On the Website where he presents some of his evidence, Jones
concludes the article in a traditional LDS manner by bearing his
testimony of the truth of the Book of Mormon: “These
discoveries have provided me a deeper appreciation of the reality of
the resurrection of Jesus and His visit to ‘other sheep’ who heard His
voice and saw His wounded hands.”
Jones says the Mayan artwork
research was never meant to be a scientific claim but rather was
“evidence hoped for.” He has no qualms about it, despite criticism that
his research blurred the lines between religion and science. “Some
people take any excuse they can to ignore results they don’t like
because they don’t like somebody’s religion,” he says. “I’m not going
to give up my religion—that’s their problem.”
It’s safe to
say, then, that religious belief wasn’t a factor in Jones’ early
“retirement” from BYU in 2006. When asked about Jones’ retirement, BYU
officials would only provide a copy of Jones’ October 2006 statement:
“I am electing to retire so that I can spend more time speaking and
conducting research of my own choosing.”
Looking back, Jones
is uncomfortable going into much detail about his retirement.

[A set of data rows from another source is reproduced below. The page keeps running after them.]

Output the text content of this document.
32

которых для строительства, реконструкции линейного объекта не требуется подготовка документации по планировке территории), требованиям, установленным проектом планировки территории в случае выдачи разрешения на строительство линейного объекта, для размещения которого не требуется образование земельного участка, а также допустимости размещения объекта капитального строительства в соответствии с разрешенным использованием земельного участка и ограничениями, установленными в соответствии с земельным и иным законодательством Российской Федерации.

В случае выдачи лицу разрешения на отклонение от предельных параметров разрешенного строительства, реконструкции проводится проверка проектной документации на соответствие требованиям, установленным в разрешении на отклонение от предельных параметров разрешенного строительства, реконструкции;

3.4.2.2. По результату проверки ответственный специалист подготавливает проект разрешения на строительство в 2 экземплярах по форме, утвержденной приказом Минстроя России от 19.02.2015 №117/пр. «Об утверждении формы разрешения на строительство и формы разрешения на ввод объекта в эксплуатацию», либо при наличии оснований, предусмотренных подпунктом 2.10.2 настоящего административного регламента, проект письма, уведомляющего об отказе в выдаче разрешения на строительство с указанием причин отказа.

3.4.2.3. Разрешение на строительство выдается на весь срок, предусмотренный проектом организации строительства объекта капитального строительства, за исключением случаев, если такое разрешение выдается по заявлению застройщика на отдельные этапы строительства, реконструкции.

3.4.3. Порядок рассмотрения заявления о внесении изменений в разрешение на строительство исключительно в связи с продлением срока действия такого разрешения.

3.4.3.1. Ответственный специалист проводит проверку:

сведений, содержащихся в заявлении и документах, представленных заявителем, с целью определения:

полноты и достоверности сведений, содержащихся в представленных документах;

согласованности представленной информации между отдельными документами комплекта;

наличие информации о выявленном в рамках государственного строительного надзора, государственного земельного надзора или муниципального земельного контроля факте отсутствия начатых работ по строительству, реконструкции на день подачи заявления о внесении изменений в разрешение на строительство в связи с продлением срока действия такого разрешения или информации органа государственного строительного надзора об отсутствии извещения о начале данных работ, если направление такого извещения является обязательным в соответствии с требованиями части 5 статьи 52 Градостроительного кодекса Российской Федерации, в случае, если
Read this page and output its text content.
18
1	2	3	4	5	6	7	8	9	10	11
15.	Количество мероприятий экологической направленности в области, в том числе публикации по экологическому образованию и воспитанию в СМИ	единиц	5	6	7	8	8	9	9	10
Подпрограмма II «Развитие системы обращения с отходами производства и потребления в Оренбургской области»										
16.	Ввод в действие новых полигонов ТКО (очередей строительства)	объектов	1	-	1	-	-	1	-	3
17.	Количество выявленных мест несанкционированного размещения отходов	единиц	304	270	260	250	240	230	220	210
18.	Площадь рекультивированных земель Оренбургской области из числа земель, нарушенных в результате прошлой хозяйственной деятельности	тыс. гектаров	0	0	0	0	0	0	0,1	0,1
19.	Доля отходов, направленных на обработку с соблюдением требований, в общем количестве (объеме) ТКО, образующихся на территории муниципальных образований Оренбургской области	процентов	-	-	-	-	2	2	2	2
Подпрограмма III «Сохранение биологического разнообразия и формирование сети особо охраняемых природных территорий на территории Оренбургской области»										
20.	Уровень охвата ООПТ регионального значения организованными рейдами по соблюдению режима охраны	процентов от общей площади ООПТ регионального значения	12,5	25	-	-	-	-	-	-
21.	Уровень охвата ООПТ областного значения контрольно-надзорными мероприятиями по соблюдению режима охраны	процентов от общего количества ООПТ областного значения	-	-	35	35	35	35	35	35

Even
professors critical of Jones in 2006 would not comment for this story.
“It was very painful for me,” Jones says. In September 2006, Jones says he was placed on
administrative leave. At the time, he says, administrators told him he
would be able to continue to publicly discuss his research as long as
he stopped specifically mentioning Vice President Cheney in connection
with his 9/11 claims. Soon after, however, Jones was told the leave was
not temporary and that he was being “offered” early retirement.
Jones
questions the timing of being told not to say “Cheney” and his
retirement. “In April of 2007, BYU gave [Cheney] an honorary doctorate
degree for public service,” Jones says, referring to Cheney’s 2007
commencement address at BYU. “I think they were rather glad I was not a
part of the university at that time.”